If to Remote Integrity Solutions:
Christina Riordan
[private]
[private]
remoteintegritysolutions@gmail.com
If to Client: then to contact information provided on the first page of this Agreement.
Any party may from time to time change its address for the purpose of notices to that party by a similar notice specifying a new address, but no such change shall be deemed to have been given until it is actually received by the party sought to be charged with its contents.
16. Modification or Amendment. No amendment, change, or modification of this Agreement will be valid unless it is in writing and signed by the parties. Any amendment, change, or modification not signed by both parties shall be void. Changes to Services must be made according to Section 3 of this Agreement.
17. No Assignment or Delegation. Client may not assign or delegate any of its rights under this Agreement except with the prior written consent of Remote Integrity Solutions. If a purported assignment or delegation is made in violation of this Section 17, it shall be void.

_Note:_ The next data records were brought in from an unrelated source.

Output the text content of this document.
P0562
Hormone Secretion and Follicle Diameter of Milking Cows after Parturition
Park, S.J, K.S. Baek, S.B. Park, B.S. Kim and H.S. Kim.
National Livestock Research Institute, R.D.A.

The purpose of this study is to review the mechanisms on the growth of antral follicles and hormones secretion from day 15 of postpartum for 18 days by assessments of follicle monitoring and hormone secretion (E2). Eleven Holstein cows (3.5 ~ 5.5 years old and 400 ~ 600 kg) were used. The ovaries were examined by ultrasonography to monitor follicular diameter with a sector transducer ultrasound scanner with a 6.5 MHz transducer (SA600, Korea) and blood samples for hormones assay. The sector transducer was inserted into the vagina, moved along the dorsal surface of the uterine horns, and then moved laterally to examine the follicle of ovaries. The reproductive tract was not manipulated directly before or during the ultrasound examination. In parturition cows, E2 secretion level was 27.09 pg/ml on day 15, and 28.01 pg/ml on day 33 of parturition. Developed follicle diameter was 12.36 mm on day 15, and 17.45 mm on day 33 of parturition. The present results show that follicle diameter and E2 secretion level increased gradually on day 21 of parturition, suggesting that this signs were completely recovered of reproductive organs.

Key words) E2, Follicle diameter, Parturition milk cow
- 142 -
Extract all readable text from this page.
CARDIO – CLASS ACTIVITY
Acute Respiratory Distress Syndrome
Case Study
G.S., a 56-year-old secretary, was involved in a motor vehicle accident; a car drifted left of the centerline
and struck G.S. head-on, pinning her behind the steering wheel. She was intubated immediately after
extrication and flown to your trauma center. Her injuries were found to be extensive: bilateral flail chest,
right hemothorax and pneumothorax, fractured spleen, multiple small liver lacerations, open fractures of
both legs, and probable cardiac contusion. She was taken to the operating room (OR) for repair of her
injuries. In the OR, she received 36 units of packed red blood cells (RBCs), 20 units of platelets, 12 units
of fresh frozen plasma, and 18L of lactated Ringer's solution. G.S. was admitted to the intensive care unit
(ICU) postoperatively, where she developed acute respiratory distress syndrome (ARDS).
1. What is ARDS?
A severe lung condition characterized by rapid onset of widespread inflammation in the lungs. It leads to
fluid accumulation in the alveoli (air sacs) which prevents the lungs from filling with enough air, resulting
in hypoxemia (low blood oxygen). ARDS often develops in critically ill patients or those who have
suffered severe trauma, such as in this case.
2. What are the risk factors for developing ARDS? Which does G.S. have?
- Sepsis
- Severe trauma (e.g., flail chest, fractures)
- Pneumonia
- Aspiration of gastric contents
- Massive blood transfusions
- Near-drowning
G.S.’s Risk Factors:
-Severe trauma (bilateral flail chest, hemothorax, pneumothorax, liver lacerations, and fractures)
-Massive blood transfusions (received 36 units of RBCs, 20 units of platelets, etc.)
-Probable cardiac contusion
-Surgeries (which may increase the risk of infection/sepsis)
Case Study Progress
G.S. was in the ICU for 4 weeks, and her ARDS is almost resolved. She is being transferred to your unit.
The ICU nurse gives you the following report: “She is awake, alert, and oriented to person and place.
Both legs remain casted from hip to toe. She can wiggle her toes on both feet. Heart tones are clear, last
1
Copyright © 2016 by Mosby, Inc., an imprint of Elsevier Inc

18. Waiver. No waiver of a breach, failure of any condition, or any right or remedy contained in or granted by the provisions of this Agreement will be effective unless it is in writing and signed by the party waiving the breach, failure, right, or remedy. No waiver of any breach, failure, right, or remedy will be deemed a waiver of any other breach, failure, right, or remedy, whether or not similar, and no waiver will constitute a continuing waiver, unless the writing so specifies.
19. Enforceability. If any provision of this Agreement shall be invalid or unenforceable, in whole or in part, then such provision shall be deemed to be modified or restricted to the extent and in the manner necessary to render the same valid and enforceable, or shall be deemed excised from this Agreement, as the case may require, and this Agreement shall be construed and enforced to the maximum extent permitted by law as if such provision had been originally incorporated herein as so modified or restricted or as if such provision had not been originally incorporated herein, as the case may be.
20. Governing Law & Dispute Resolution.
21. Headings. The insertions of headings are for convenient reference only and are not to affect the interpretation of this Agreement.
22. Conflicting Agreements. In the event of any conflicting agreements between the parties, this Agreement supersedes and controls any other agreement.
23. Entire Understanding. This Agreement and its exhibit constitute the entire agreement and understanding of the parties, and any and all prior agreements, understandings, and representations are hereby terminated and canceled in their entirety and are of no further force and effect.